What I need now is a DHCP diagnostic tool on Android which is my next port of call. I have managed to convince the phone to keep the link open and up and stop switching around by forgetting all my networks and turning Autoconnect off on the connection. The phone at least calms down and stays in the stable state of “Connected to device. Can’t provide internet”.

And it is fixed. The lack of clear diagnostics here is a PITA. Android sure sucks in that space. The fix was to ensure in ReForis a DHCP Start and Limit set that did not overlap with static leases. I infer then that the problem related to dnsmasq being confused in some way or offering IP addresses already used, which failed some check (should have) or worse, just put two devices with same IP on the network cause each of them to get very confused. Who knows?

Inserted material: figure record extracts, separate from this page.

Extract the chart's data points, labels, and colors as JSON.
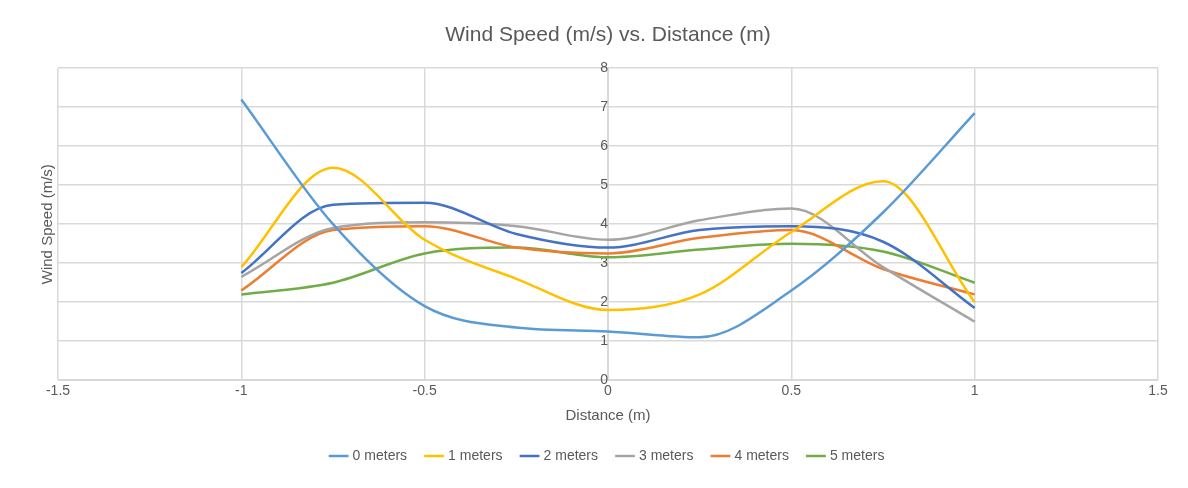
{
  "chart_data": {
    "type": "line",
    "title": "Wind Speed (m/s) vs. Distance (m)",
    "xlabel": "Distance (m)",
    "ylabel": "Wind Speed (m/s)",
    "x": [
      -1,
      -0.75,
      -0.5,
      -0.25,
      0,
      0.25,
      0.5,
      0.75,
      1
    ],
    "xlim": [
      -1.5,
      1.5
    ],
    "xticks": [
      -1.5,
      -1,
      -0.5,
      0,
      0.5,
      1,
      1.5
    ],
    "ylim": [
      0,
      8
    ],
    "yticks": [
      0,
      1,
      2,
      3,
      4,
      5,
      6,
      7,
      8
    ],
    "grid": true,
    "legend": "bottom",
    "marker": "none",
    "line_style": "solid",
    "series": [
      {
        "name": "0 meters",
        "color": "#5b9bd5",
        "values": [
          7.2,
          4.0,
          1.9,
          1.35,
          1.25,
          1.1,
          2.3,
          4.3,
          6.85
        ]
      },
      {
        "name": "1 meters",
        "color": "#ffc000",
        "values": [
          2.9,
          5.45,
          3.6,
          2.6,
          1.8,
          2.2,
          3.8,
          5.1,
          2.0
        ]
      },
      {
        "name": "2 meters",
        "color": "#4472c4",
        "values": [
          2.75,
          4.5,
          4.55,
          3.75,
          3.4,
          3.85,
          3.95,
          3.55,
          1.85
        ]
      },
      {
        "name": "3 meters",
        "color": "#a5a5a5",
        "values": [
          2.65,
          3.9,
          4.05,
          3.95,
          3.6,
          4.1,
          4.4,
          2.9,
          1.5
        ]
      },
      {
        "name": "4 meters",
        "color": "#ed7d31",
        "values": [
          2.3,
          3.85,
          3.95,
          3.4,
          3.25,
          3.65,
          3.85,
          2.85,
          2.2
        ]
      },
      {
        "name": "5 meters",
        "color": "#70ad47",
        "values": [
          2.2,
          2.5,
          3.25,
          3.4,
          3.15,
          3.35,
          3.5,
          3.3,
          2.5
        ]
      }
    ]
  }
}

How those two settings map into uci is mystery. I have set:

DHCP Start: 192.168.1.45
DHCP Max Leases: 100

in ReForis, and in uci I see:

uci show dhcp.lan

dhcp.lan=dhcp
dhcp.lan.interface=‘lan’
dhcp.lan.dhcpv4=‘server’
dhcp.lan.dhcpv6=‘server’
dhcp.lan.ra=‘server’
dhcp.lan.ra_flags=‘managed-config’ ‘other-config’
dhcp.lan.ignore=‘0’
dhcp.lan.start=‘301’
dhcp.lan.limit=‘100’
dhcp.lan.leasetime=‘43200’
dhcp.lan.dhcp_option=‘6,192.168.0.1’

uci show network.lan

network.lan=interface
network.lan.device=‘br-lan’
network.lan.proto=‘static’
network.lan.ip6assign=‘60’
network.lan.ip6ifaceid=‘eui64’
network.lan._turris_mode=‘managed’
network.lan.ipaddr=‘192.168.0.1/22’

The notes online suggest 192.168.0.1 + 301 is 192.168.1.45 which is credible (301-255=46 so +/-1 that’s credible).

dhcp.lan.start was 0, and I have a pile of static leases on 192.168.0.*

I’m glad you were able to narrow it down! In my case it wasn’t DHCP as devices were correctly configured but forwarding would stall after a couple of packets.

This topic was automatically closed 3 days after the last reply. New replies are no longer allowed.